Matt Robinson
LtL Scotland Director

“My bike offers me freedom, fun, adventures, fitness and access to wild places and spaces. It is a way of travelling functionally, but also just for the sheer joy and play…”

About Matt

When did you start working for LtL and what does your job involve?

I started at LtL in March 2013.

I’m now in charge of the Scottish team, and I will continue to ensure that all our projects upskill and increase the confidence and ability of our teachers/practitioners to teach outdoors. With Scottish education policy moving very strongly to embed outdoor learning throughout the learning experience of every 0-18 year old, we are part of a vocal coalition of organisations in Scotland pushing this forward at all policy levels. The National Network for Outdoor Learning (Scotland) is therefore a key partner in our work.

I lead on our Scottish Natural Heritage projects up in Scotland, currently supporting schools to make better use of local greenspace for learning. I spend a lot of time preparing leading training that is booked direct with us – early years, primary and secondary, both short twilights and INSET’s through to long term, higher-level courses. I am also responsible for our UK wide training offer, supporting our risk management systems and being the office geek for social media and newsletters.

In the last 5 years I have travelled the four corners of Scotland, a fair bit of England and some of Wales. I have also just been involved in some of our ERASMUS projects in Europe and led on some work with schools in Asia. The more I travel, the more I see the shared vision and challenges for schools and nurseries, no matter where they are, and the impact that routine learning outside the classroom can have.

The 3 experiences that have best equipped you for this role?


I have also spent over a decade leading outdoor learning in residential centres across Wales, the Peak District and Highlands. This helps lend perspective on my classroom work, showing how communities, nature and adventure offers learning that no other education context can match. This work also helps put many of our concerns about risk into context – leading a group of adolescent, amateur canoeists down white water focusses your mind on what risks are ethically acceptable, why the learning needs to be balanced against the risks and how to practically manage these issues.


I can pin down the day, and experience, that led me into this career. In 1992 a teacher helped me into a sailing dingy on Ullswater. 50 metres later it was upside down and I was swimming – yet it was one of the most exciting, challenging and scary things I had ever done. That moment, when I got the boat back upright, learned to keep it straight, work with another crew member and make use of the wind was transformative for me in my personal confidence, understanding nature and inspiring me. It led to a decade of racing dinghies and on into a career that still works outdoors, with people and inspires adventure.

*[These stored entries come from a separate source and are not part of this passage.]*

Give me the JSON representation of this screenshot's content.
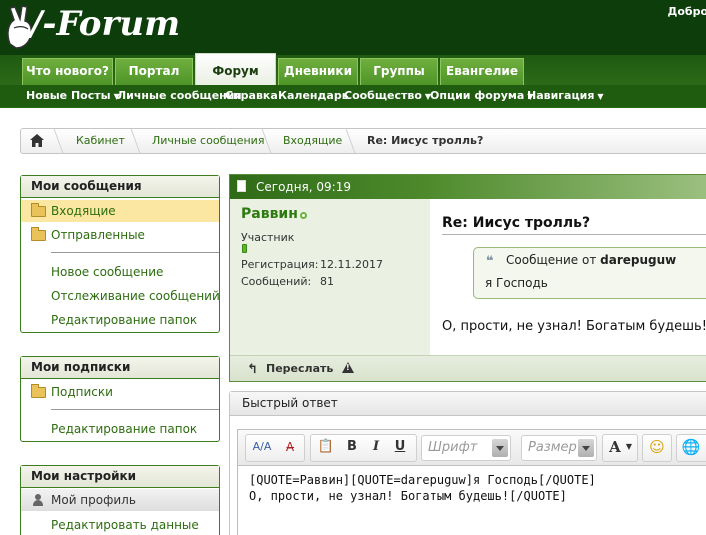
{
  "header": {
    "logo_text": "/-Forum",
    "welcome": "Добро"
  },
  "tabs": [
    {
      "label": "Что нового?"
    },
    {
      "label": "Портал"
    },
    {
      "label": "Форум"
    },
    {
      "label": "Дневники"
    },
    {
      "label": "Группы"
    },
    {
      "label": "Евангелие"
    }
  ],
  "subnav": [
    {
      "label": "Новые Посты"
    },
    {
      "label": "Личные сообщения"
    },
    {
      "label": "Справка"
    },
    {
      "label": "Календарь"
    },
    {
      "label": "Сообщество"
    },
    {
      "label": "Опции форума"
    },
    {
      "label": "Навигация"
    }
  ],
  "breadcrumb": [
    {
      "label": "Кабинет"
    },
    {
      "label": "Личные сообщения"
    },
    {
      "label": "Входящие"
    },
    {
      "label": "Re: Иисус тролль?"
    }
  ],
  "sidebar": {
    "messages": {
      "title": "Мои сообщения",
      "folders": [
        "Входящие",
        "Отправленные"
      ],
      "links": [
        "Новое сообщение",
        "Отслеживание сообщений",
        "Редактирование папок"
      ]
    },
    "subscriptions": {
      "title": "Мои подписки",
      "folders": [
        "Подписки"
      ],
      "links": [
        "Редактирование папок"
      ]
    },
    "settings": {
      "title": "Мои настройки",
      "profile": "Мой профиль",
      "links": [
        "Редактировать данные"
      ]
    }
  },
  "post": {
    "date": "Сегодня, 09:19",
    "username": "Раввин",
    "user_title": "Участник",
    "reg_label": "Регистрация:",
    "reg_value": "12.11.2017",
    "posts_label": "Сообщений:",
    "posts_value": "81",
    "title": "Re: Иисус тролль?",
    "quote_prefix": "Сообщение от",
    "quote_author": "darepuguw",
    "quote_text": "я Господь",
    "message": "О, прости, не узнал! Богатым будешь!",
    "forward": "Переслать"
  },
  "quick_reply": {
    "title": "Быстрый ответ",
    "font_placeholder": "Шрифт",
    "size_placeholder": "Размер",
    "text": "[QUOTE=Раввин][QUOTE=darepuguw]я Господь[/QUOTE]\nО, прости, не узнал! Богатым будешь![/QUOTE]"
  },
  "colors": {
    "header_bg": "#0d3d0b",
    "tab_green": "#5a9e2f",
    "link_green": "#2d6d10",
    "selected_folder": "#fbe7a1"
  }
}
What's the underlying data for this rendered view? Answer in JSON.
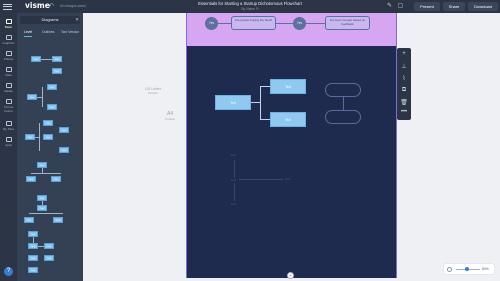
{
  "app": {
    "logo": "visme",
    "undo_icon": "undo-icon",
    "save_status": "All changes saved"
  },
  "document": {
    "title": "Essentials for Starting a Startup Dichotomous Flowchart",
    "subtitle": "By Visme Fl"
  },
  "header_actions": {
    "present": "Present",
    "share": "Share",
    "download": "Download"
  },
  "rail": {
    "items": [
      {
        "label": "Basic",
        "icon": "basic-icon"
      },
      {
        "label": "Graphics",
        "icon": "graphics-icon"
      },
      {
        "label": "Photos",
        "icon": "photos-icon"
      },
      {
        "label": "Data",
        "icon": "data-icon"
      },
      {
        "label": "Media",
        "icon": "media-icon"
      },
      {
        "label": "Theme Colors",
        "icon": "theme-colors-icon"
      },
      {
        "label": "My Files",
        "icon": "my-files-icon"
      },
      {
        "label": "Apps",
        "icon": "apps-icon"
      }
    ],
    "help": "?"
  },
  "panel": {
    "title": "Diagrams",
    "tabs": [
      "Level",
      "Outlines",
      "Two Vendor"
    ],
    "node_label": "Text"
  },
  "stage": {
    "page_format": "US Letter",
    "page_format_sub": "Portrait",
    "page_size_code": "A4",
    "page_size_sub": "Portrait"
  },
  "board": {
    "top": {
      "circle1": "Yes",
      "box1": "Are people buying the idea?",
      "circle2": "Yes",
      "box2": "Improve concept based on feedback"
    },
    "flow": {
      "root": "Text",
      "child1": "Text",
      "child2": "Text",
      "oval1": "",
      "oval2": ""
    },
    "ghost": {
      "top": "Text",
      "middle": "Text",
      "right": "Text",
      "bottom": "Text"
    }
  },
  "zoom": {
    "value": "80%",
    "fraction": 0.45
  }
}
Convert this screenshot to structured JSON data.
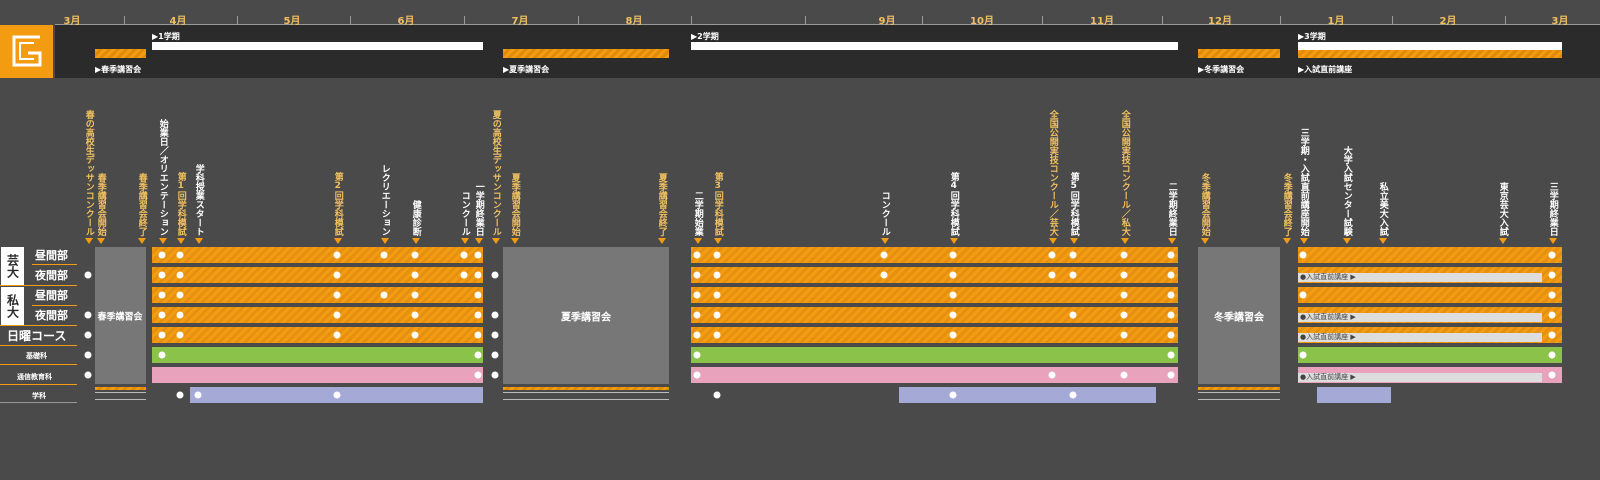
{
  "timeline": {
    "months": [
      "3月",
      "4月",
      "5月",
      "6月",
      "7月",
      "8月",
      "9月",
      "10月",
      "11月",
      "12月",
      "1月",
      "2月",
      "3月"
    ]
  },
  "header": {
    "logo_icon": "g-logo-icon",
    "terms": [
      "1学期",
      "2学期",
      "3学期"
    ],
    "courses": [
      "春季講習会",
      "夏季講習会",
      "冬季講習会",
      "入試直前講座"
    ]
  },
  "events": [
    "春の高校生デッサンコンクール",
    "春季講習会開始",
    "春季講習会終了",
    "始業日／オリエンテーション",
    "第1回学科模試",
    "学科授業スタート",
    "第2回学科模試",
    "レクリエーション",
    "健康診断",
    "コンクール",
    "一学期終業日",
    "夏の高校生デッサンコンクール",
    "夏季講習会開始",
    "夏季講習会終了",
    "二学期始業",
    "第3回学科模試",
    "コンクール",
    "第4回学科模試",
    "全国公開実技コンクール／芸大",
    "第5回学科模試",
    "全国公開実技コンクール／私大",
    "二学期終業日",
    "冬季講習会開始",
    "冬季講習会終了",
    "三学期・入試直前講座開始",
    "大学入試センター試験",
    "私立美大入試",
    "東京芸大入試",
    "三学期終業日"
  ],
  "sidebar": {
    "geidai": "芸大",
    "shidai": "私大",
    "day": "昼間部",
    "night": "夜間部",
    "sunday": "日曜コース",
    "basic": "基礎科",
    "correspondence": "通信教育科",
    "academic": "学科"
  },
  "blocks": {
    "spring": "春季講習会",
    "summer": "夏季講習会",
    "winter": "冬季講習会",
    "preexam": "●入試直前講座 ▶"
  },
  "colors": {
    "background": "#4a4a4a",
    "header": "#2b2b2b",
    "orange": "#f39c12",
    "green": "#8bc34a",
    "pink": "#e8a2bb",
    "lavender": "#a4a9d6",
    "gray_block": "#777777",
    "event_text": "#f0c060"
  }
}
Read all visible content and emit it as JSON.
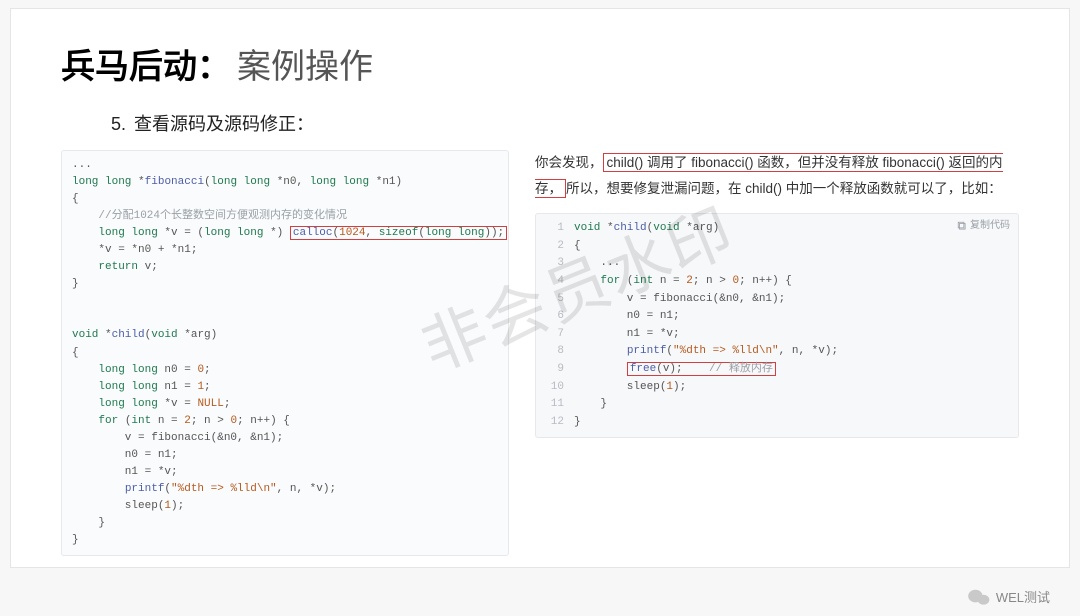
{
  "title_bold": "兵马后动：",
  "title_light": "案例操作",
  "step_num": "5.",
  "step_text": "查看源码及源码修正：",
  "left_code": {
    "l1": "...",
    "l2a": "long long",
    "l2b": "*",
    "l2c": "fibonacci",
    "l2d": "(",
    "l2e": "long long",
    "l2f": " *n0, ",
    "l2g": "long long",
    "l2h": " *n1)",
    "l3": "{",
    "l4": "    //分配1024个长整数空间方便观测内存的变化情况",
    "l5a": "    ",
    "l5b": "long long",
    "l5c": " *v = (",
    "l5d": "long long",
    "l5e": " *) ",
    "l5f": "calloc",
    "l5g": "(",
    "l5h": "1024",
    "l5i": ", ",
    "l5j": "sizeof",
    "l5k": "(",
    "l5l": "long long",
    "l5m": "));",
    "l6": "    *v = *n0 + *n1;",
    "l7a": "    ",
    "l7b": "return",
    "l7c": " v;",
    "l8": "}",
    "l9": "",
    "l10a": "void",
    "l10b": " *",
    "l10c": "child",
    "l10d": "(",
    "l10e": "void",
    "l10f": " *arg)",
    "l11": "{",
    "l12a": "    ",
    "l12b": "long long",
    "l12c": " n0 = ",
    "l12d": "0",
    "l12e": ";",
    "l13a": "    ",
    "l13b": "long long",
    "l13c": " n1 = ",
    "l13d": "1",
    "l13e": ";",
    "l14a": "    ",
    "l14b": "long long",
    "l14c": " *v = ",
    "l14d": "NULL",
    "l14e": ";",
    "l15a": "    ",
    "l15b": "for",
    "l15c": " (",
    "l15d": "int",
    "l15e": " n = ",
    "l15f": "2",
    "l15g": "; n > ",
    "l15h": "0",
    "l15i": "; n++) {",
    "l16": "        v = fibonacci(&n0, &n1);",
    "l17": "        n0 = n1;",
    "l18": "        n1 = *v;",
    "l19a": "        ",
    "l19b": "printf",
    "l19c": "(",
    "l19d": "\"%dth => %lld\\n\"",
    "l19e": ", n, *v);",
    "l20a": "        sleep(",
    "l20b": "1",
    "l20c": ");",
    "l21": "    }",
    "l22": "}"
  },
  "explain": {
    "p1a": "你会发现，",
    "p1b": "child() 调用了 fibonacci() 函数，但并没有释放 fibonacci() 返回的内存，",
    "p1c": "所以，想要修复泄漏问题，在 child() 中加一个释放函数就可以了，比如："
  },
  "copy_label": "复制代码",
  "right_code": {
    "r1a": "void",
    "r1b": " *",
    "r1c": "child",
    "r1d": "(",
    "r1e": "void",
    "r1f": " *arg)",
    "r2": "{",
    "r3": "    ...",
    "r4a": "    ",
    "r4b": "for",
    "r4c": " (",
    "r4d": "int",
    "r4e": " n = ",
    "r4f": "2",
    "r4g": "; n > ",
    "r4h": "0",
    "r4i": "; n++) {",
    "r5": "        v = fibonacci(&n0, &n1);",
    "r6": "        n0 = n1;",
    "r7": "        n1 = *v;",
    "r8a": "        ",
    "r8b": "printf",
    "r8c": "(",
    "r8d": "\"%dth => %lld\\n\"",
    "r8e": ", n, *v);",
    "r9a": "        ",
    "r9b": "free",
    "r9c": "(v);    ",
    "r9d": "// 释放内存",
    "r10a": "        sleep(",
    "r10b": "1",
    "r10c": ");",
    "r11": "    }",
    "r12": "}"
  },
  "watermark_text": "非会员水印",
  "channel_name": "WEL测试"
}
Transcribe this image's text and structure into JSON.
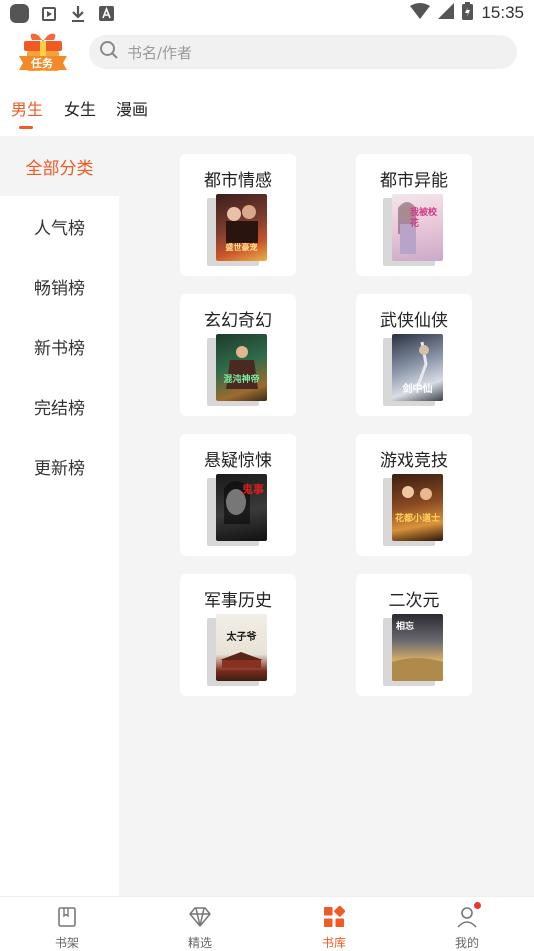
{
  "status_bar": {
    "time": "15:35",
    "left_icons": [
      "app-icon",
      "media-icon",
      "download-icon",
      "a-icon"
    ],
    "right_icons": [
      "wifi-icon",
      "signal-icon",
      "battery-icon"
    ]
  },
  "header": {
    "task_badge_label": "任务",
    "search_placeholder": "书名/作者"
  },
  "tabs": [
    {
      "label": "男生",
      "active": true
    },
    {
      "label": "女生",
      "active": false
    },
    {
      "label": "漫画",
      "active": false
    }
  ],
  "sidebar": {
    "items": [
      {
        "label": "全部分类",
        "active": true
      },
      {
        "label": "人气榜",
        "active": false
      },
      {
        "label": "畅销榜",
        "active": false
      },
      {
        "label": "新书榜",
        "active": false
      },
      {
        "label": "完结榜",
        "active": false
      },
      {
        "label": "更新榜",
        "active": false
      }
    ]
  },
  "categories": [
    {
      "title": "都市情感",
      "cover_text": "盛世豪宠"
    },
    {
      "title": "都市异能",
      "cover_text": "我被校花"
    },
    {
      "title": "玄幻奇幻",
      "cover_text": "混沌神帝"
    },
    {
      "title": "武侠仙侠",
      "cover_text": "剑中仙"
    },
    {
      "title": "悬疑惊悚",
      "cover_text": "鬼事"
    },
    {
      "title": "游戏竞技",
      "cover_text": "花都小道士"
    },
    {
      "title": "军事历史",
      "cover_text": "太子爷"
    },
    {
      "title": "二次元",
      "cover_text": "相忘"
    }
  ],
  "bottom_nav": [
    {
      "label": "书架",
      "icon": "bookshelf-icon",
      "active": false
    },
    {
      "label": "精选",
      "icon": "diamond-icon",
      "active": false
    },
    {
      "label": "书库",
      "icon": "library-grid-icon",
      "active": true
    },
    {
      "label": "我的",
      "icon": "user-icon",
      "active": false,
      "badge": true
    }
  ],
  "colors": {
    "accent": "#f05a24",
    "badge": "#ee3333",
    "background": "#f4f4f4"
  }
}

I spent some time in classrooms in Sheffield and South Yorkshire, teaching a lot of science but stepping in as needed as a supply teacher for a while, including lessons of Urdu, IT and modern dance. I think this experience allows me to really understand the agenda’s schools are working to and pressures that teachers face day to day.

Matt Robinson’s LtL Experience

What has been your best day at LtL and why?

At the end of my first year-long, General Teaching Council for Scotland (GTCS) course I and all the participants were invited to Edinburgh to celebrate our learning and receive certificates. I think seeing that group of teachers, knowing the different starting points and journeys they had been on, yet with a shared passion for learning outdoors, was a wonderful day.

Why a bike?

My bike offers me freedom, fun, adventures, fitness and access to wild places and spaces. It is a way of travelling functionally, but also just for the sheer joy and play of riding a bike down a rocky hillside. I use it alone and with friends, to summit mountains and along roads, looking at the view and concentrating on not crashing. My bike (and canoes, and boots) has also introduced my children to a lifetime of happy, healthy adventures.